Элина прошла в гостиную и села на диван. Тимур вошел следом и прислонился к дверному косяку.

— Как твой сын? — поинтересовался он.

— Гораздо лучше, — кивнула она, — надеюсь, что скоро он поправится окончательно.

— Нужно привезти его в Москву и поселить у меня, — предложил Тимур, — я знаю, как его нужно лечить. У нас в Баку есть для этого универсальное средство. Мы его здесь сразу вылечим.

— Интересно, каким образом?

— Наш хаш. Это такое блюдо, которое готовят из коровьих ляжек.

— Какая гадость, — поморщилась Элина, — и ты хочешь кормить таким блюдом моего сына.

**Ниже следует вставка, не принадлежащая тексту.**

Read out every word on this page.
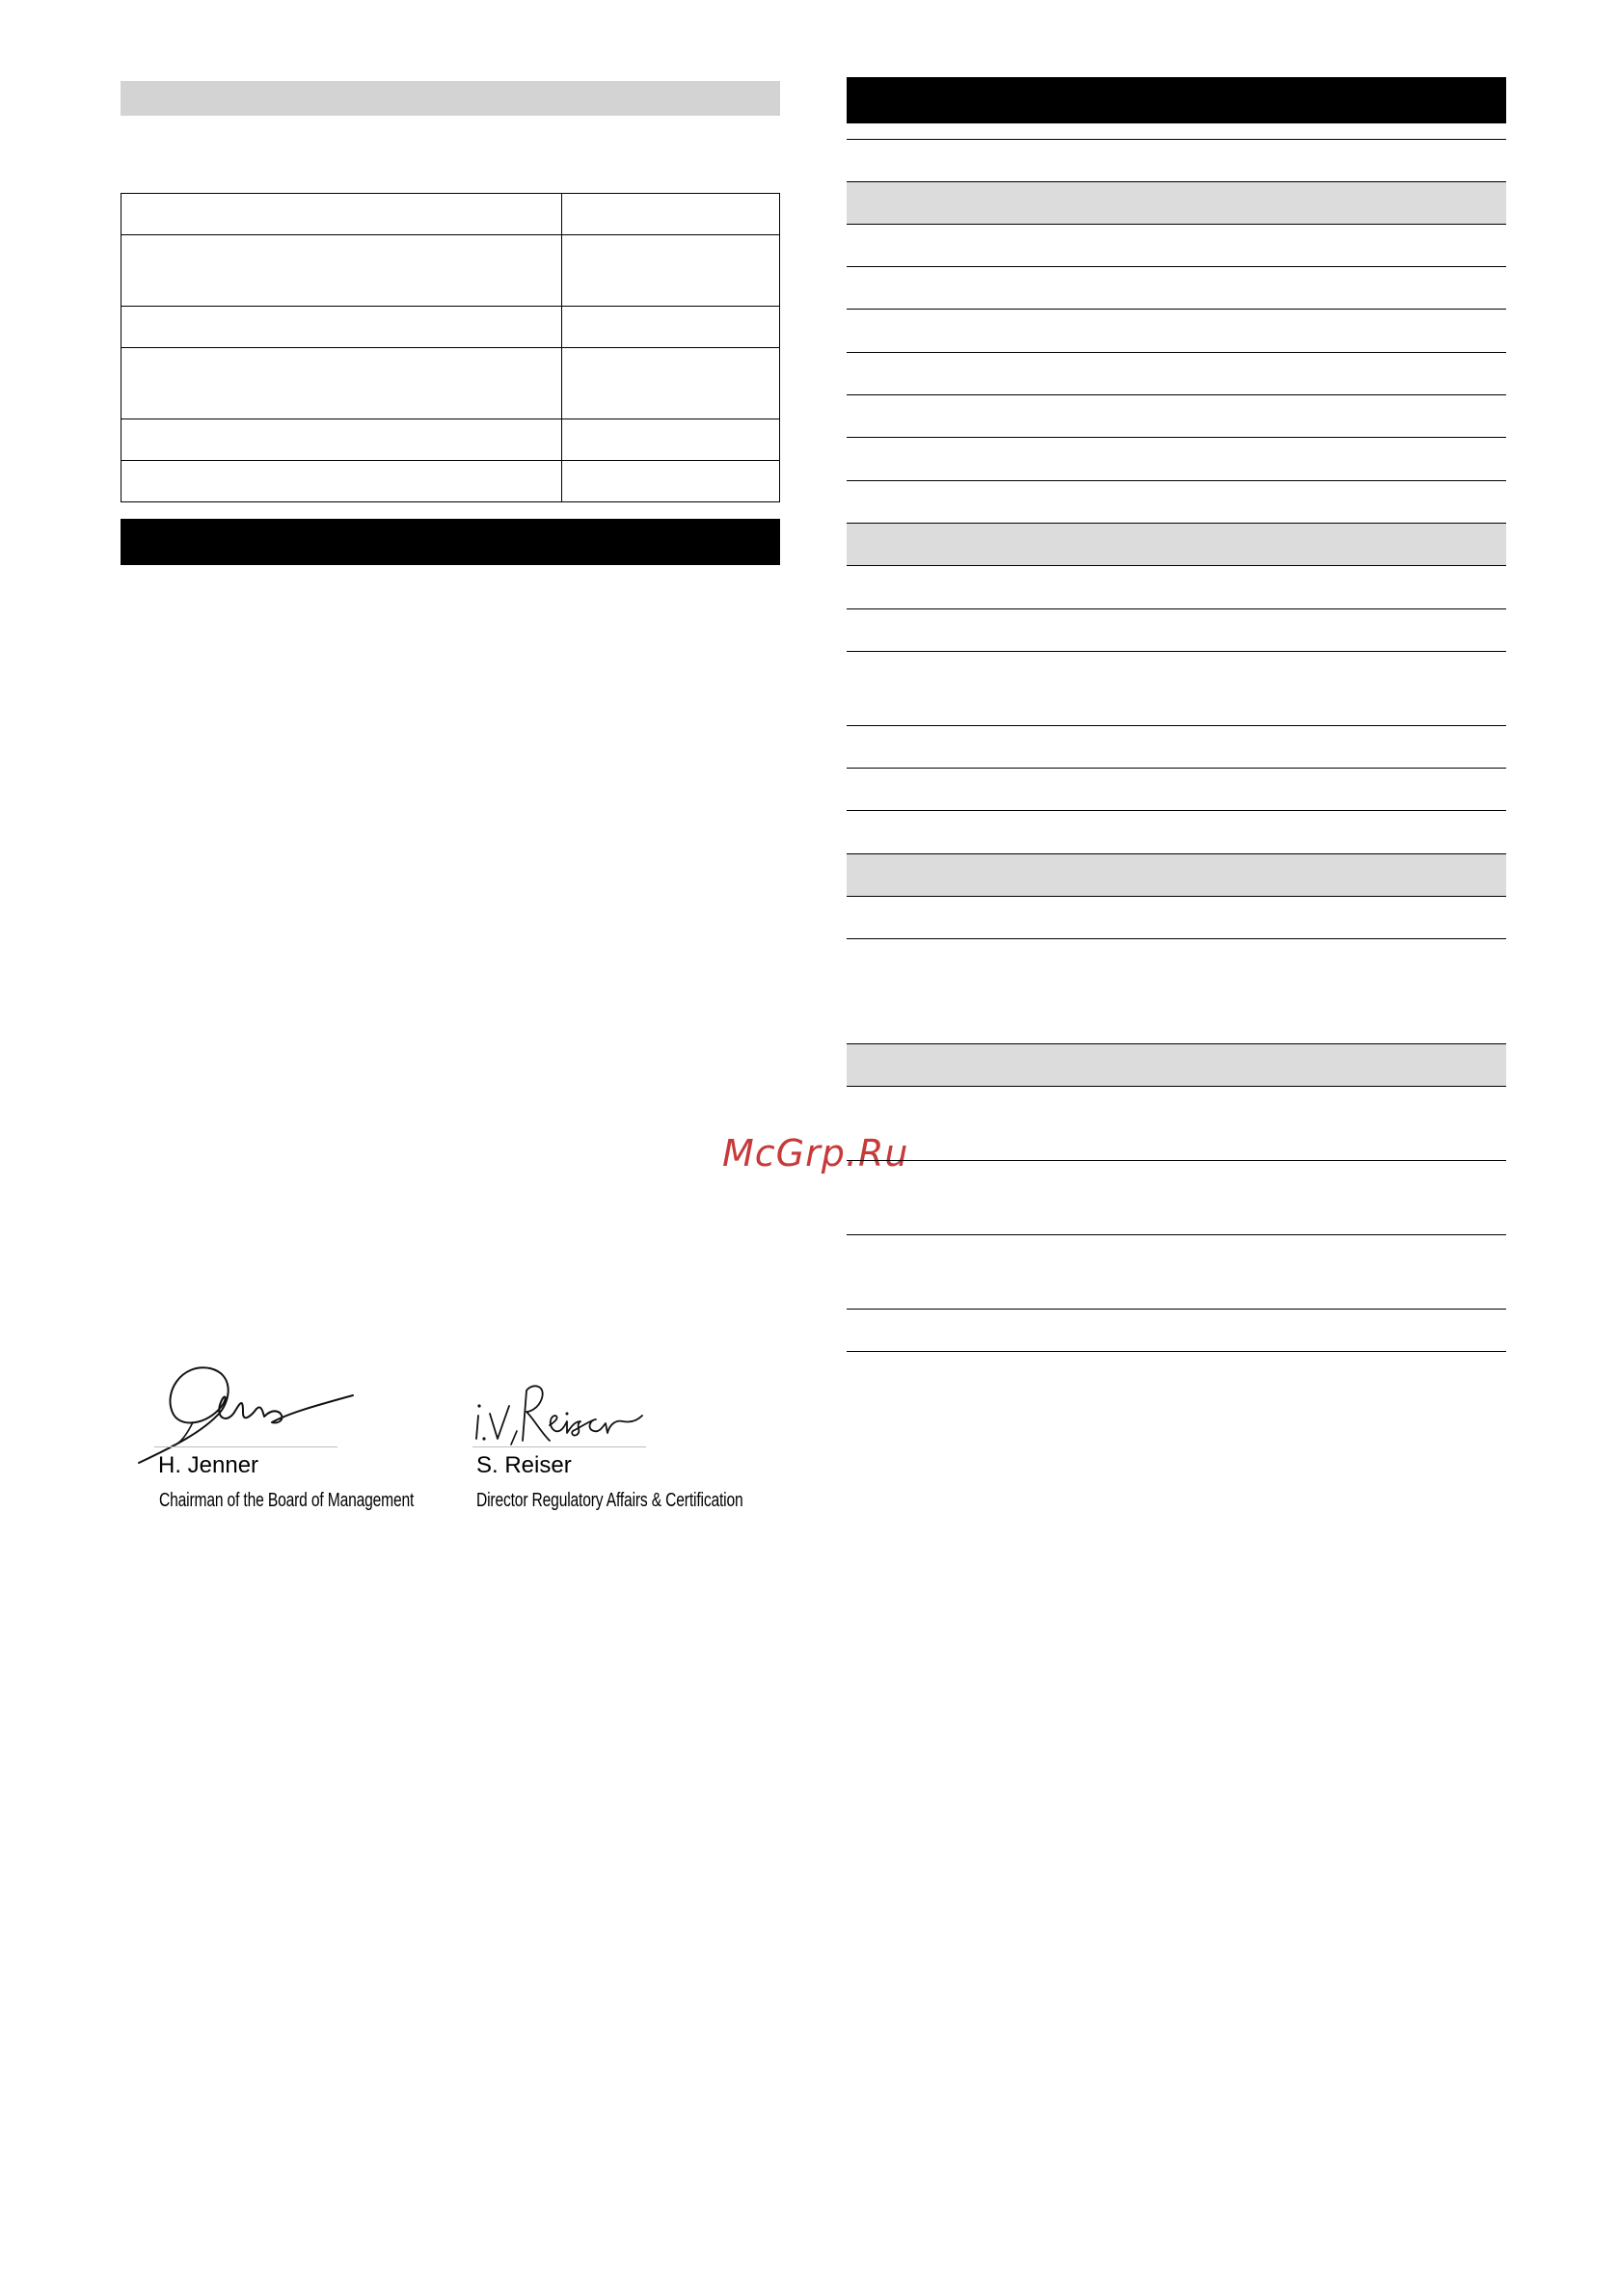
H. Jenner
Chairman of the Board of Management
S. Reiser
Director Regulatory Affairs & Certification
McGrp.Ru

— Я тебе о нем уже рассказывал. Ты просто забыла. Его едят мужчины по утрам, чтобы опохмелиться и набраться новых сил. Это блюдо готовится всю ночь, и жидкость становится такой густой, что она должна склеивать зубы. Плюс консистенция из мяса и разваренных костей. Считается, что такое блюдо ускоряет заживление собственных костей в несколько раз быстрее, чем обычно. В него добавляют ложку уксуса, ложку размолотого чеснока, перец и соль.

— Дикая смесь, — скрывая улыбку, заявила Элина, — и это можно есть?

— Мужчины едят с большим удовольствием. Я еще не встречал в своей жизни человека, которому бы не понравилась подобная еда.

— Ни в коем случае. Я ему не разрешу есть такое блюдо. Представляю, как потом от него будет пахнуть.

— Да, — согласился Тимур, — амбре будет обязательно. Но это плата за удовольствие. И чеснок, между прочим, очень полезный продукт.

— Только не вздумай пробовать это блюдо, когда встречаешься со мной, — погрозила пальцем Элина, — иначе я сразу сбегу.

— Я могу попросить, чтобы ему привозили это блюдо каждое утро из любого азербайджанского ресторана в Санкт-Петербурге, — предложил Караев, — найду знакомых, и пусть он ест хаш каждое утро. Хотя бы одну или две недели. Любой врач скажет тебе, как это полезно.

— Меня мой бывший муж просто убьет, — простонала Элина, — он не выносит запаха чеснока.

— Пусть потерпит ради своего сына. Или пусть твой мальчик приедет к нам.

— Я поговорю с ним о твоем «лекарстве», — пообещала Элина, — мы говорим с тобой уже несколько минут, а ты еще стоишь в нескольких метрах от меня, как будто боишься подойти ближе.

Он подошел к ней, уселся рядом, взял ее руку.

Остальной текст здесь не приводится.